Enviada em 22/06/2020

Segundo Jean Paul Sartre, a violência, seja qual for a maneira como ela se manifesta, é sempre uma derrota. Nesse sentido, é fácil concluir que, qualquer ato de abuso de força é um problema não só para a vítima, mas também para a sociedade, o que gera insatisfação e manifestações tanto artísticas como populares no mundo todo. Portanto, é fundamental compreender como a brutalidade policial contra os negros reflete-se em opressão e injustiça social, aumentando a desigualdade entre as pessoas.

Em prelúdio, cabe ressaltar que, os negros, em todo o mundo, não possuem uma rotina comum, visto que seus hábitos quotidianos estão marcados por medo e insegurança de ataques preconceituosos e racistas.

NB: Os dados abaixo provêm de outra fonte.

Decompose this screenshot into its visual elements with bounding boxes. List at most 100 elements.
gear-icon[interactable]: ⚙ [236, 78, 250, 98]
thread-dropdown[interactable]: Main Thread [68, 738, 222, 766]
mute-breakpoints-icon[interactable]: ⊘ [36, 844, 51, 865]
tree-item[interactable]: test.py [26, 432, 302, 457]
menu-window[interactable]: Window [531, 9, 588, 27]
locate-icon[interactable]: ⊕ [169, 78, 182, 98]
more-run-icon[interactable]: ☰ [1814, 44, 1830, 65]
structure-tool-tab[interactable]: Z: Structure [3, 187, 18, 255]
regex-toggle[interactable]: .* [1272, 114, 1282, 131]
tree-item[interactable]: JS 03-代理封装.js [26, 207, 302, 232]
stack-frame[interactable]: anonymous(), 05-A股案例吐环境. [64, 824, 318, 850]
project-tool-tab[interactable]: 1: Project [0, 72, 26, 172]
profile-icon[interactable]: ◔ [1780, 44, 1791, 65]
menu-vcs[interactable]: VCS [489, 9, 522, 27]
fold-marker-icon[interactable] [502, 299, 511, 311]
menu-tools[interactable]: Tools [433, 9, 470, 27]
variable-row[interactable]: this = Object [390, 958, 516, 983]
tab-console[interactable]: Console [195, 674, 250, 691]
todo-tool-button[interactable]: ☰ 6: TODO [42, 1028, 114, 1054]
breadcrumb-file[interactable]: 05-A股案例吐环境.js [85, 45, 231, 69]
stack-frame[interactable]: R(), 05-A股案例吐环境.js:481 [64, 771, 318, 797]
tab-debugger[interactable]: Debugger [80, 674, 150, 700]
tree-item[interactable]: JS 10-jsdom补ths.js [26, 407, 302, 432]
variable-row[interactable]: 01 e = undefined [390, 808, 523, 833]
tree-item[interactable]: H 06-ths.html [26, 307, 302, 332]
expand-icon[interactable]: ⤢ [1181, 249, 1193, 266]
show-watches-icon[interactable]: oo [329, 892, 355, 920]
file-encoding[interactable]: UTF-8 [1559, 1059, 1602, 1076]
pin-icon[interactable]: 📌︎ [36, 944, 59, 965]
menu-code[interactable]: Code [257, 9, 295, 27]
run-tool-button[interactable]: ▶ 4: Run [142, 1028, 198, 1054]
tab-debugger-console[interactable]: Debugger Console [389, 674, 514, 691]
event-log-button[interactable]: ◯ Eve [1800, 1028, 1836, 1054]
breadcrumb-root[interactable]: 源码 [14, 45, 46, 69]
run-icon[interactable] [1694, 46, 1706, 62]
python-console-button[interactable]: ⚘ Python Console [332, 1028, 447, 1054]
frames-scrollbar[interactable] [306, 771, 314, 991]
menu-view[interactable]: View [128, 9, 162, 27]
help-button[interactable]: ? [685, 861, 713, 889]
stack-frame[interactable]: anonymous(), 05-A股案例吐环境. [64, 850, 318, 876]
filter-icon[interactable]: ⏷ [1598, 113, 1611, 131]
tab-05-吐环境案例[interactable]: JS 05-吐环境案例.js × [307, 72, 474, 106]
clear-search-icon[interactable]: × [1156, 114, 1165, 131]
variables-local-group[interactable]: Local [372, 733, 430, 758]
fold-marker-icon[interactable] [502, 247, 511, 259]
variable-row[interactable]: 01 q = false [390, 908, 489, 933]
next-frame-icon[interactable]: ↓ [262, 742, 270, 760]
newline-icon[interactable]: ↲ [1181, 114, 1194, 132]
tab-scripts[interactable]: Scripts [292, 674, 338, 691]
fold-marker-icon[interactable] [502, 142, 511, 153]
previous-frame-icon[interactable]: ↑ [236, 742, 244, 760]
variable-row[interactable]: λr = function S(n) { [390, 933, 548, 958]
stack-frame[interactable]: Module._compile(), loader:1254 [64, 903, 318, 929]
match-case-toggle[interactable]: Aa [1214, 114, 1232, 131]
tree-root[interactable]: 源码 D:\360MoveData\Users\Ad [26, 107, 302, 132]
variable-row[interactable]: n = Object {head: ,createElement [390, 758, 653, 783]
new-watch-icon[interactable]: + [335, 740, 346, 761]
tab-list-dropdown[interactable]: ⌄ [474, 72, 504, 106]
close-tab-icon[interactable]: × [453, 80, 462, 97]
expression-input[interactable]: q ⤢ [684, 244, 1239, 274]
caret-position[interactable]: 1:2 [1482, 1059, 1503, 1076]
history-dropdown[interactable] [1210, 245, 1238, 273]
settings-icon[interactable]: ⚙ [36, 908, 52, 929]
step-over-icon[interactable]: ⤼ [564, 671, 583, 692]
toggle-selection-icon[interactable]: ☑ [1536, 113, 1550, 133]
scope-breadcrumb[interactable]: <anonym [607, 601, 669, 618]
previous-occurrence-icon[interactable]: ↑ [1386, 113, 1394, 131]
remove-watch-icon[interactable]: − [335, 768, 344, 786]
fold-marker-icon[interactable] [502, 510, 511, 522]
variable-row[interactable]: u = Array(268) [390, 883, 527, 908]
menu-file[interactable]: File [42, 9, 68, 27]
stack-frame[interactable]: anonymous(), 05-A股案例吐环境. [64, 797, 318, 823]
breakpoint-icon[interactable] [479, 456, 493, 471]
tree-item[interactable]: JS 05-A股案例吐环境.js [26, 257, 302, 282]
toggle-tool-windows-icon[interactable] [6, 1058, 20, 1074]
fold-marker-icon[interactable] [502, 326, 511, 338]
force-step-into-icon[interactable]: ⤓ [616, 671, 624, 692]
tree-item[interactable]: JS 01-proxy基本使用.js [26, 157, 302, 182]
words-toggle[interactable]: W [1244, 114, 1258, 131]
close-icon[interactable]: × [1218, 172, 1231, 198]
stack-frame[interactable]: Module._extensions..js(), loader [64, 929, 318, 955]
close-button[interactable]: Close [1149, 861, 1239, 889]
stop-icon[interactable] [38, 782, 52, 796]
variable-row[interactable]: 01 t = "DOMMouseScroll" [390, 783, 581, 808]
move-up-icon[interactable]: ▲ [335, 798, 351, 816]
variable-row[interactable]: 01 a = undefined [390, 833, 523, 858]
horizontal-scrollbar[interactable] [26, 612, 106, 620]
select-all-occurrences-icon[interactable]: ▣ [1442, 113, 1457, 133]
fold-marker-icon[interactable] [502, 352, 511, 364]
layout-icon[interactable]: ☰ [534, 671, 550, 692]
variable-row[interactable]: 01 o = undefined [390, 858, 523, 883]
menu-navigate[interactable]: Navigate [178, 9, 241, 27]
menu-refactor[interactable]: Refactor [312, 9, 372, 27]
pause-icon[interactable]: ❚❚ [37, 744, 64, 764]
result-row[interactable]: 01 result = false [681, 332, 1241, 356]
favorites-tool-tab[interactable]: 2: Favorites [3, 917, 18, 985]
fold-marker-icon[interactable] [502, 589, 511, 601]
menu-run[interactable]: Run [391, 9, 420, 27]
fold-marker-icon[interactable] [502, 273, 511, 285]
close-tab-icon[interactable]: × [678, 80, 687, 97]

No disco ‘‘Sobrevivendo no Inferno’’ do grupo ‘‘Racionais Mc’s’’, as agressões da polícia são exploradas nas letras fortes, que denunciam desde a vontade de um policial ver ‘‘mais um pretinho na Febem’’ até a morte desenfreada no Carandiru. Sob esta perspectiva, o preconceito opressivo contra a raça, promove o receio dos negros em executar atividades simples como ir para a escola, ou apenas andar nas ruas, pois podem ser agredidos a qualquer momento, como demonstrado na obra.

No filme ‘‘Banho de Sangue’’, o protagonista é um juiz de direito que experiencia a morte de seu filho negro por policiais que mataram-no de forma brutal, apenas por desconfiarem do garoto, sem motivos aparentes. Analogamente, essa narrativa retratada, se espelha no mundo real em 2020, na morte de um jovem negro nos Estados Unidos, que despertou manifestações no mundo inteiro com o tema ‘‘Black lives matter’’ (vidas negras importam). Logo, esse tipo de injustiça, revela escancaradamente o racismo ainda existente na população do mundo todo, de forma que esse tipo de problema social não é algo isolado de alguns países, assim, como Sartre descreveu, é uma derrota mundial, e totalmente repugnante tais atos que, alteram núcleos não só familiares, mas de toda coletividade negra.

Em suma, é dever do governo, por meio do poder legislativo, criar leis que punam qualquer ato de preconceito racial da polícia com a exoneração do cargo, bem como penalidades criminais contra racismo por parte dos mesmos, aumentadas, de modo que esse órgão de proteção do estado seja mais competente, evitando-se futuros atos de violência. Além disso, também é papel da escola, por intervenção do Ministério da Educação, fornecer palestras de profissionais do ramo da psicologia e pedagogia, a fim de ensinar a igualdade racial. Dessa forma, jovens e adolescentes crescerão sem qualquer tipo de mentalidade racista, promovendo a geração de uma sociedade mais consciente, com menos medo de ser injustiçada e sobretudo, órgãos governamentais mais justos e competentes.